The spinal cord does not extend for the entire length of the spine. It usually stops in the top parts of the lumbar spine.
For adults, this is usually the first or second lumbar vertebrae. Children's spinal cords may stop slightly lower, at the second or third lumbar vertebrae.
The spinal cord plays a vital role in various aspects of the body's functioning. Examples of these key functions include:
- Carrying signals from the brain: The spinal cord receives signals from the brain that control movement and autonomic functions.
- Carrying information to the brain: The spinal cord nerves also transmit messages to the brain from the body, such as sensations of touch, pressure, and pain.
- Reflex responses: The spinal cord may also act independently of the brain in conducting motor reflexes. One example is the patellar reflex, which causes a person's knee to involuntarily jerk when tapped in a certain spot.
These functions of the spinal cord transmit the nerve impulses for movement, sensation, pressure, temperature, pain, and more.

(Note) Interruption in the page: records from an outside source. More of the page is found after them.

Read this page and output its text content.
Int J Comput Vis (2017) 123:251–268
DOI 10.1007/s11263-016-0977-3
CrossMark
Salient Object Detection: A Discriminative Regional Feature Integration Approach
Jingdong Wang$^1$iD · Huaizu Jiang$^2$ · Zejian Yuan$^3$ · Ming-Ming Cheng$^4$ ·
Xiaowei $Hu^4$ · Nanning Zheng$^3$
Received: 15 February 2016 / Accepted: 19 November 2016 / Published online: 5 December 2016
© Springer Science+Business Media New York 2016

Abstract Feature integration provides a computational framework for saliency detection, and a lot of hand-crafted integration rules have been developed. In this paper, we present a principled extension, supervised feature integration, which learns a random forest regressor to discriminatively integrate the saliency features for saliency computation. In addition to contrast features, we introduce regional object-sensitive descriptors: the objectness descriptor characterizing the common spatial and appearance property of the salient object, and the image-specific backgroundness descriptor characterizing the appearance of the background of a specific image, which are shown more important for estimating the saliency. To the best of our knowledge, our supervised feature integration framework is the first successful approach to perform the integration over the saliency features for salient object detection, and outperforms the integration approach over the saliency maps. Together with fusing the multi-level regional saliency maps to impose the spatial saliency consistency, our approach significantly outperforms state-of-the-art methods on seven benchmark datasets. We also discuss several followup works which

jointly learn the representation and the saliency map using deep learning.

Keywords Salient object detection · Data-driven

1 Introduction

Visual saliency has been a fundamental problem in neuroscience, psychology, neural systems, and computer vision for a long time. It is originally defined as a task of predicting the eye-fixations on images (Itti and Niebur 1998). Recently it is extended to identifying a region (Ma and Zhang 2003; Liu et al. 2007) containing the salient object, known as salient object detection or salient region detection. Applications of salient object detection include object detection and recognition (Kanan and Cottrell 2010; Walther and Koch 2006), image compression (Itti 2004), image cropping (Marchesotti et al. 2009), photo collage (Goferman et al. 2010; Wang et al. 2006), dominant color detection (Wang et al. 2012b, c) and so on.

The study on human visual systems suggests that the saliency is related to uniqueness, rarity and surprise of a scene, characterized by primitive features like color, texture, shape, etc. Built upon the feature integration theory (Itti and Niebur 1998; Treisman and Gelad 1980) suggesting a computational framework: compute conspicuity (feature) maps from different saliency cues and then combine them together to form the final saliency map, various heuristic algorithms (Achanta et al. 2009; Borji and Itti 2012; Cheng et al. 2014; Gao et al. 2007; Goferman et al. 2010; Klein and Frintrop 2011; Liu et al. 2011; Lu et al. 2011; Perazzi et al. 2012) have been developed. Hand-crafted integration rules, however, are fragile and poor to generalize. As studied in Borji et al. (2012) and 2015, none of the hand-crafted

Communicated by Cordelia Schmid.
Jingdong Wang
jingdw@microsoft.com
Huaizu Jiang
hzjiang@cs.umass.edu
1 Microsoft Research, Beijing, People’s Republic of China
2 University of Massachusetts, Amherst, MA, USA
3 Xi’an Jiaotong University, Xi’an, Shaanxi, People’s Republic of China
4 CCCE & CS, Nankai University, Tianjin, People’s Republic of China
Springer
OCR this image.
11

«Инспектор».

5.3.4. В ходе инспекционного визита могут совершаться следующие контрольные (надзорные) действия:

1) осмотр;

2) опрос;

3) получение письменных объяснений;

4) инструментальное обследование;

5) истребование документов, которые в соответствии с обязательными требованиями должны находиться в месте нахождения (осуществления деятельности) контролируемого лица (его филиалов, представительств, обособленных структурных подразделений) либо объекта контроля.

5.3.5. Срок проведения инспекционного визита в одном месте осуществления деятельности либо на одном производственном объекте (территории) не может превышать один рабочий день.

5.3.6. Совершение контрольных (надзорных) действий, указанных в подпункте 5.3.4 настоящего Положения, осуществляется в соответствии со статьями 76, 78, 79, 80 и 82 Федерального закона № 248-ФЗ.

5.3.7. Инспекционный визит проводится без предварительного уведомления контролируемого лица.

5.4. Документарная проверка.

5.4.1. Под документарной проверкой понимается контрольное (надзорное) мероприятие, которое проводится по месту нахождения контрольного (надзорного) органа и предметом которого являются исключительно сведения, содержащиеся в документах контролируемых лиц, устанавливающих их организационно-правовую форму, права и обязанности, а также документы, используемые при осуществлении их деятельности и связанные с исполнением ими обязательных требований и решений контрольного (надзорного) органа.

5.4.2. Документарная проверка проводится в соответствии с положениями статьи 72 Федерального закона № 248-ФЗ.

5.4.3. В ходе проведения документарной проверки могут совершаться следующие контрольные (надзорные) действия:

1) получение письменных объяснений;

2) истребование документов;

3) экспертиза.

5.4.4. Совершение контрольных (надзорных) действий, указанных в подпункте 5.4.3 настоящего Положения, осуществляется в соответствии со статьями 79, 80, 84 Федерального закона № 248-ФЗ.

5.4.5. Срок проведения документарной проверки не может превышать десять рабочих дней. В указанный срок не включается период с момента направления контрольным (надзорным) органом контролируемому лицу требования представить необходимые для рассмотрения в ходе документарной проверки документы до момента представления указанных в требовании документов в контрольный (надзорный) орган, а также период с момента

The spinal cord is a delicate part of the body. It is therefore susceptible to injury. Vehicle accidents, gunshot wounds, and damage while playing sports are all potential causes of spinal cord injury.
Due to the part it plays in providing movement and sensation, sustaining damage to any part of the spinal cord could cause permanent changes to a person's functioning.
Healthcare providers may not always know right away how much function a person will lose after injury.
There are two main types of spinal cord injury: complete and incomplete.
A complete spinal cord injury causes a complete loss of sensation and motor function below the level of the injury.
According to the American Academy of Neurological Surgeons (AANS), almost half of all spinal cord injuries are complete. The spinal cord does not necessarily need to be physically cut for a complete injury to occur, but the damage might be so significant that blood cannot flow to the nerve tissue, causing it to die.
An incomplete spinal cord injury occurs when the person still has some function at or below the point of the injury. They may still be able to move one side of the body or have some function or sensation.
According to the AANS, around 250,000–450,000 people in the United States are living with a spinal injury.
Sometimes, surgical procedures and the passing of time can reduce some of the effects of a spinal cord injury. Doctors will often use repeated imaging scans and nerve function studies to determine how significant a person's spinal cord damage may be.
The spinal cord is a complex organization of nerve cells responsible for movement and sensation. It carries signals between the brain and the rest of the body.
Having knowledge of the location and structure of the protective spinal cord coverings can help healthcare professionals provide pain relief for certain procedures.
Spinal cord injuries can range from sensory loss to incomplete or complete paralysis. A person should always wear protective equipment when playing sports or during other activities to reduce their risk of injury.
However, it will not always be possible to prevent such an injury.